Reinforcement Learning for Genomics on an HPC Cluster

This document summarizes the process of setting up a reinforcement learning environment for a genomics task on a Slurm-based HPC cluster, and then developing and running the code on both the CPU and a GPU.

1. Environment Setup: From Conda to Micromamba

We began by discussing the best practices for managing Python environments on an HPC cluster. We concluded that while Conda is user-friendly, its large number of small files can strain shared filesystems. We opted for Micromamba, a lightweight and fast alternative.

I installed Micromamba in the user’s home directory:

# Micromamba was installed to:
/home/forsythc_ucr_edu/bin/micromamba

2. Creating the Reinforcement Learning Environment

Our goal was to create an environment for a reinforcement learning project in genomics. We created a Micromamba environment named rl_genomics.

Initial Attempt and Dependency Resolution

Our first attempt to create the environment with tensorflow-agents failed due to package incompatibilities. We then pivoted to a PyTorch-based approach, which is well-suited for the available hardware.

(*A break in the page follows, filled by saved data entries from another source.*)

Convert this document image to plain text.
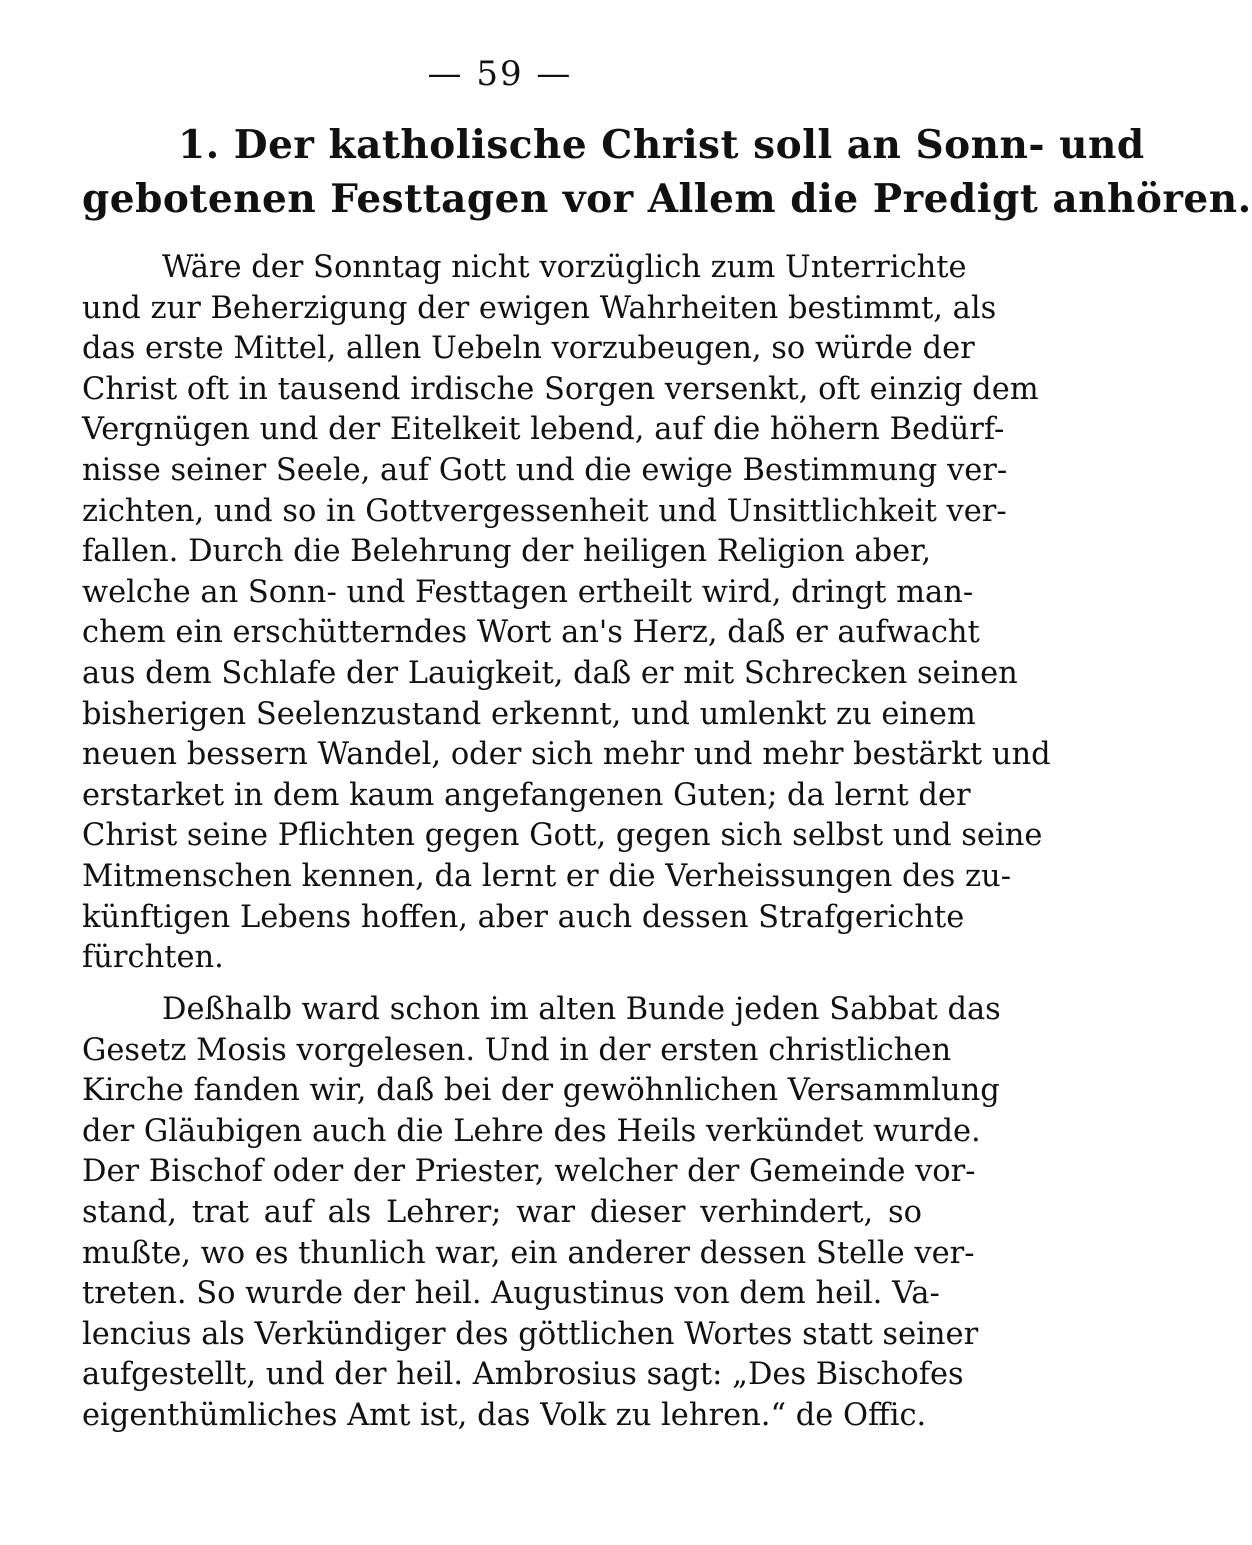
— 59 —
1. Der katholische Christ soll an Sonn- und
gebotenen Festtagen vor Allem die Predigt anhören.
Wäre der Sonntag nicht vorzüglich zum Unterrichte
und zur Beherzigung der ewigen Wahrheiten bestimmt, als
das erste Mittel, allen Uebeln vorzubeugen, so würde der
Christ oft in tausend irdische Sorgen versenkt, oft einzig dem
Vergnügen und der Eitelkeit lebend, auf die höhern Bedürf-
nisse seiner Seele, auf Gott und die ewige Bestimmung ver-
zichten, und so in Gottvergessenheit und Unsittlichkeit ver-
fallen. Durch die Belehrung der heiligen Religion aber,
welche an Sonn- und Festtagen ertheilt wird, dringt man-
chem ein erschütterndes Wort an's Herz, daß er aufwacht
aus dem Schlafe der Lauigkeit, daß er mit Schrecken seinen
bisherigen Seelenzustand erkennt, und umlenkt zu einem
neuen bessern Wandel, oder sich mehr und mehr bestärkt und
erstarket in dem kaum angefangenen Guten; da lernt der
Christ seine Pflichten gegen Gott, gegen sich selbst und seine
Mitmenschen kennen, da lernt er die Verheissungen des zu-
künftigen Lebens hoffen, aber auch dessen Strafgerichte
fürchten.
Deßhalb ward schon im alten Bunde jeden Sabbat das
Gesetz Mosis vorgelesen. Und in der ersten christlichen
Kirche fanden wir, daß bei der gewöhnlichen Versammlung
der Gläubigen auch die Lehre des Heils verkündet wurde.
Der Bischof oder der Priester, welcher der Gemeinde vor-
stand, trat auf als Lehrer; war dieser verhindert, so
mußte, wo es thunlich war, ein anderer dessen Stelle ver-
treten. So wurde der heil. Augustinus von dem heil. Va-
lencius als Verkündiger des göttlichen Wortes statt seiner
aufgestellt, und der heil. Ambrosius sagt: „Des Bischofes
eigenthümliches Amt ist, das Volk zu lehren.“ de Offic.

The final environment was created with the following command:

/home/forsythc_ucr_edu/bin/micromamba create -n rl_genomics python=3.10 pytorch jupyter -c conda-forge -y

We then installed the necessary Python packages using pip:

source ~/.bashrc
micromamba activate rl_genomics
pip install torchrl stable-baselines3[extra] gymnasium ale-py pygame

3. CPU-Based Reinforcement Learning for Genomics

We started by creating a Python script, genomics_rl.py, that uses a simple Q-learning algorithm to design a DNA sequence that binds to a specific transcription factor.

The script was run on the CPU using the following command:

source ~/.bashrc
micromamba activate rl_genomics
python genomics_rl.py

The script successfully trained the agent, which learned to generate sequences that were close to the target motif.

4. GPU-Accelerated Reinforcement Learning

To leverage the available L4 GPUs on the cluster, we adapted our script to use PyTorch for GPU-based computation.

4.1. Investigating the Slurm Configuration

We first investigated the Slurm configuration to determine the correct partition and GPU type. We used the following commands:

sinfo -o "%P %G"
scontrol show partition gpu
scontrol show node cluster-g2s4nodeset-0

To definitively identify the GPU, we submitted a simple Slurm job to run nvidia-smi:

sbatch --wait check_gpu.sbatch

The output confirmed the presence of an NVIDIA L4 GPU.

4.2. Creating the GPU-Enabled Script

I created a new script, genomics_rl_gpu.py, which was a modified version of the original script that uses PyTorch tensors and automatically moves them to the GPU if available.

4.3. Creating the Slurm Submission Script

We then created a Slurm submission script, run_on_gpu.sbatch, to run the GPU-enabled script. After an initial failure due to an incorrect constraint, we arrived at the following working script:

#!/bin/bash
#SBATCH --partition=gpu
#SBATCH --gres=gpu:1
#SBATCH --output=genomics_rl_gpu.out
#SBATCH --error=genomics_rl_gpu.err

source ~/.bashrc
micromamba activate rl_genomics
python genomics_rl_gpu.py

4.4. Submitting and Verifying the GPU Job

The job was submitted to the Slurm queue using:

sbatch run_on_gpu.sbatch

The job ran successfully on an L4 GPU, and the output file, genomics_rl_gpu.out, confirmed that the script used the cuda device.

This entire process demonstrates a complete workflow for setting up a reinforcement learning environment, developing code, and running it on both CPUs and GPUs on an HPC cluster.